Die Schauspielerin ('Nur ein Sommer') hatte einen Gast-Auftritt und ermittelte mit dem TV-Star ('Zettl') am Sonntag gemeinsam im 'Tatort'-Fall 'Loverboy'. Nun zweifelte Ulrich Noller auf WDR 5 an der Darstellung und befand, dass man sich überlegen solle, ob Schimanski noch in die heutige Zeit passe; es fehle an Authentizität. Wenn es nach Loos gehe, stimmt das allerdings nicht: "Ich kann mir gut vorstellen, dass hier noch ein paar tolle Geschichten warten", schwärmte sie im Interview mit 'Express'. "Götz George hat mit dieser Figur einen Kommissar geschaffen, der die deutsche Filmlandschaft revolutioniert hat. Ganz so eng hat er es ja nie mit Vorschriften und Gesetzen genommen, aber nun ist er ein Hauptkommissar in Rente. Er muss sich an viele Sachen gar nicht mehr halten. Er ist nun frei und kann im Kampf gegen das Böse und für Gerechtigkeit auch andere Wege gehen. Das finde ich einen wirklich interessanten und neuen Aspekt."
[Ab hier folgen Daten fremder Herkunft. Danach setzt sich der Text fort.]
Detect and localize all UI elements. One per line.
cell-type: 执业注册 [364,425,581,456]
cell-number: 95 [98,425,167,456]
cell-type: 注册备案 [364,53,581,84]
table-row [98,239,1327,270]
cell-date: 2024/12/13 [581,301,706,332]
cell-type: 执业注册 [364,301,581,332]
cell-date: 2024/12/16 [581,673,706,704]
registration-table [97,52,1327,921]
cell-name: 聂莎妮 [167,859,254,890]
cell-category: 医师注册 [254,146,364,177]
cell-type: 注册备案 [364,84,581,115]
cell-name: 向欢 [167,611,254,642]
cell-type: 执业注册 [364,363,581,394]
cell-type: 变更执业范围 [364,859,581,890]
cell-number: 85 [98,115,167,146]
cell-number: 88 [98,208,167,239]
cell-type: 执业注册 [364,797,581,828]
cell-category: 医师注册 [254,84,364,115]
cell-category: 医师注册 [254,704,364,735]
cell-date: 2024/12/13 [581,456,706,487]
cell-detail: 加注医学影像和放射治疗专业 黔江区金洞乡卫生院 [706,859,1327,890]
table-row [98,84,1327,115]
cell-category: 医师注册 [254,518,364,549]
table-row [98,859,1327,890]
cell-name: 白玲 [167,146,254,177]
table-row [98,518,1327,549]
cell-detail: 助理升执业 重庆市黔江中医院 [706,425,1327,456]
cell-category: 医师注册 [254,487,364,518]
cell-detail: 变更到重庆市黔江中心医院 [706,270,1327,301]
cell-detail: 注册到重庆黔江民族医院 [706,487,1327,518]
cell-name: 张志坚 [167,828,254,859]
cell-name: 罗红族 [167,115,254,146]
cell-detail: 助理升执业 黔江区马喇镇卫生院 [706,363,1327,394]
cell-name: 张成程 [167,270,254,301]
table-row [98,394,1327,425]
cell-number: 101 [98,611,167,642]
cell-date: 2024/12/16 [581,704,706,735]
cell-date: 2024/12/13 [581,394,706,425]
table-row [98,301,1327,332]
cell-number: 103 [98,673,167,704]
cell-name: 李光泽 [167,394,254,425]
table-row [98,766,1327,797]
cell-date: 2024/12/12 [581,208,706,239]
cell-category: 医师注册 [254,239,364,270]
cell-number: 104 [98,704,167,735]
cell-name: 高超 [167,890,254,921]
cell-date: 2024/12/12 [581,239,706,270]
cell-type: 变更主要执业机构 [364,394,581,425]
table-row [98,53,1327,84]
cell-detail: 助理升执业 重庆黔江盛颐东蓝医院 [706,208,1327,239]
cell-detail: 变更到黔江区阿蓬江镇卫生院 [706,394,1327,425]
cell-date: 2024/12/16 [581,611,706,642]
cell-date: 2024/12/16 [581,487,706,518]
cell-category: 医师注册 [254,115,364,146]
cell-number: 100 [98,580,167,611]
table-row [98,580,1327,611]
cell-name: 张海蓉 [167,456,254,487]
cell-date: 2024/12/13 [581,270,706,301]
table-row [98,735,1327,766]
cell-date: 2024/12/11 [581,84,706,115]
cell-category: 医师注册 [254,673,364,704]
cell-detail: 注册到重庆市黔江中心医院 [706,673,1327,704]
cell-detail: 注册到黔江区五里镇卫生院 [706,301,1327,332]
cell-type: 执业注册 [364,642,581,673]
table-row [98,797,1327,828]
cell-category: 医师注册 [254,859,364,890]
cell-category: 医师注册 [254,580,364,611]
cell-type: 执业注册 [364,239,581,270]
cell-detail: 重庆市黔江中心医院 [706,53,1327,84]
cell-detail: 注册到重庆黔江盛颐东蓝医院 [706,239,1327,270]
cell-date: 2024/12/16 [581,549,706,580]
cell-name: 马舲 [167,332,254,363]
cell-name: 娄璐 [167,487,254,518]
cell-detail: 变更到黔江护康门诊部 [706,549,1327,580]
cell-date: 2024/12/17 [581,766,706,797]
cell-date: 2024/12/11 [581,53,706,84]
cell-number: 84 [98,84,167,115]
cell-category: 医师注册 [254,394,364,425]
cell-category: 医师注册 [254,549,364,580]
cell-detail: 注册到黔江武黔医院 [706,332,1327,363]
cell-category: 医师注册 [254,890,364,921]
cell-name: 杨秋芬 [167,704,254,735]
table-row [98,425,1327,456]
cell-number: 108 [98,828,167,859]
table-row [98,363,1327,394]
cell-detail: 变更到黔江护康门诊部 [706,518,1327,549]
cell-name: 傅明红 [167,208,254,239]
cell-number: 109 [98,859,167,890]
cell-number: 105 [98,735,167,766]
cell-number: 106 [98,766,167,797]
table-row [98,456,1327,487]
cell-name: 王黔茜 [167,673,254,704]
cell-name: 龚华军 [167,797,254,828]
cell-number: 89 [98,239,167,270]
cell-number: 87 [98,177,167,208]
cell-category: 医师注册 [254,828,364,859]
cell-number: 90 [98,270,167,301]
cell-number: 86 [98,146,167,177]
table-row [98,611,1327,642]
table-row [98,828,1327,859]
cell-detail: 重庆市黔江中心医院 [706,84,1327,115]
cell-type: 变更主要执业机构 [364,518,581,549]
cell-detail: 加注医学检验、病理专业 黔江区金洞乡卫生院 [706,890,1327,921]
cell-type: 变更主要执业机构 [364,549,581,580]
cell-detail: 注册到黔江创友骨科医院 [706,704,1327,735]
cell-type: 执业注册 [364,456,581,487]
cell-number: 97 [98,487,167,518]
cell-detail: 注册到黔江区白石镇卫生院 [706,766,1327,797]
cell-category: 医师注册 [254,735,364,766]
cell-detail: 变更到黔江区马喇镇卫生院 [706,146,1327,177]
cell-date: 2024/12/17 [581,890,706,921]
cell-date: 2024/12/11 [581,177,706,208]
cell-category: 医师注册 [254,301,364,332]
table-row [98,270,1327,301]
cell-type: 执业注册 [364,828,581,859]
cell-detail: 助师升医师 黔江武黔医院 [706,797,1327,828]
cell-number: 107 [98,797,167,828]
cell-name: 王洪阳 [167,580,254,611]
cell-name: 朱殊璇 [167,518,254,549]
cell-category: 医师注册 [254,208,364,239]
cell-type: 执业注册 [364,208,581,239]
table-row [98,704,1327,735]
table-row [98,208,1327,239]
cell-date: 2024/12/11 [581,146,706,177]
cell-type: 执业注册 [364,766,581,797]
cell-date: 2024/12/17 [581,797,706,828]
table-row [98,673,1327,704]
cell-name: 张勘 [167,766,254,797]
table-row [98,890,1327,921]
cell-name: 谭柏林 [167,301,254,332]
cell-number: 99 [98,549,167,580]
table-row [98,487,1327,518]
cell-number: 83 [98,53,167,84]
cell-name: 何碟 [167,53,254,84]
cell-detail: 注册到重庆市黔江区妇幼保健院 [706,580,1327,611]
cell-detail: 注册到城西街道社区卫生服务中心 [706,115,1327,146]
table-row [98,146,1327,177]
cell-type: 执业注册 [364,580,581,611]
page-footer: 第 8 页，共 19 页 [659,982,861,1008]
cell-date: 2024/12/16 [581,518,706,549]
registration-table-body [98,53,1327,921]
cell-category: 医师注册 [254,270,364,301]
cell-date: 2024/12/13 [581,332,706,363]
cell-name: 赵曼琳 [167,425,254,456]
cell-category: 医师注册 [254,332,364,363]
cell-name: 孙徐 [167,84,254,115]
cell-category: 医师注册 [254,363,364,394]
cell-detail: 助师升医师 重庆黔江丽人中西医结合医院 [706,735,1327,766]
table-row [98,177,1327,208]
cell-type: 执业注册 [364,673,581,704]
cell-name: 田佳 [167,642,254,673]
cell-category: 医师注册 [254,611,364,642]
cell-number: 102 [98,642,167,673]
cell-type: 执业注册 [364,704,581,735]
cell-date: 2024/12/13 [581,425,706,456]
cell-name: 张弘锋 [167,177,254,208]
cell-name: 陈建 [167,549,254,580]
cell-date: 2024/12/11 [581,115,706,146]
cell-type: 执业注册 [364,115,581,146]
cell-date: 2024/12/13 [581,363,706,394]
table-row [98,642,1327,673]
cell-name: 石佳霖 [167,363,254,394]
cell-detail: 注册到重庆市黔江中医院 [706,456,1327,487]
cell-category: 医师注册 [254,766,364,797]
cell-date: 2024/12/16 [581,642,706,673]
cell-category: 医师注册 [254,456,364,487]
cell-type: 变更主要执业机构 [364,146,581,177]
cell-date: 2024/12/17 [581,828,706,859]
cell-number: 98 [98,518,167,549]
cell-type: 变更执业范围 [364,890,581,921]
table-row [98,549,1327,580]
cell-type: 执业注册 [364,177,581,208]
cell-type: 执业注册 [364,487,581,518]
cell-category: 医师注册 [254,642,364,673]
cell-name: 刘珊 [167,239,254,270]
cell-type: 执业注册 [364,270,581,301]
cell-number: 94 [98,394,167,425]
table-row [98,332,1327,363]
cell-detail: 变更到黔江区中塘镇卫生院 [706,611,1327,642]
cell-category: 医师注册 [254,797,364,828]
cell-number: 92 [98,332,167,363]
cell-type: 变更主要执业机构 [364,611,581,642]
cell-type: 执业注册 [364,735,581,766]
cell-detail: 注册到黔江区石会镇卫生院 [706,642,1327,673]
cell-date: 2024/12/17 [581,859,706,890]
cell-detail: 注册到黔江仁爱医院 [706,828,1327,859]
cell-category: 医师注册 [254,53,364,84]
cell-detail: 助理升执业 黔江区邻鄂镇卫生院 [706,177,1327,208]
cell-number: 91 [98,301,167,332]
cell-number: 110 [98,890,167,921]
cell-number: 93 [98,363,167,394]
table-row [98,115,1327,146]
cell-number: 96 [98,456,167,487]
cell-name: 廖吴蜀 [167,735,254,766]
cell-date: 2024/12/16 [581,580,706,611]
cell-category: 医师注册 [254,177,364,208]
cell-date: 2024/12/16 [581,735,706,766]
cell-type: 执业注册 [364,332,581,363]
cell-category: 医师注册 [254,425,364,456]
Die 'Bild'-zeitung fragte die Schauspielerin indes, ob Schimanski nach all seinen Fällen ein Vorbild für aktuelle Krimi-Stars sei. Auch hier fand Anna Loos klare Worte: "Als Schauspielerin würde ich sagen, TV-Ermittler können Folgendes von ihm lernen: Die Kraft und die guten Seiten in sich zu suchen, sich auf genau das verlassen, was man kann. Selbstkritisch zu bleiben. Zweifel zu bewahren. Sich mit guten Autoren, Produzenten, Kollegen und Regisseuren und Teams zu umgeben und ihnen zu vertrauen. Und auch ein wenig mutig sein und gern mal etwas wagen."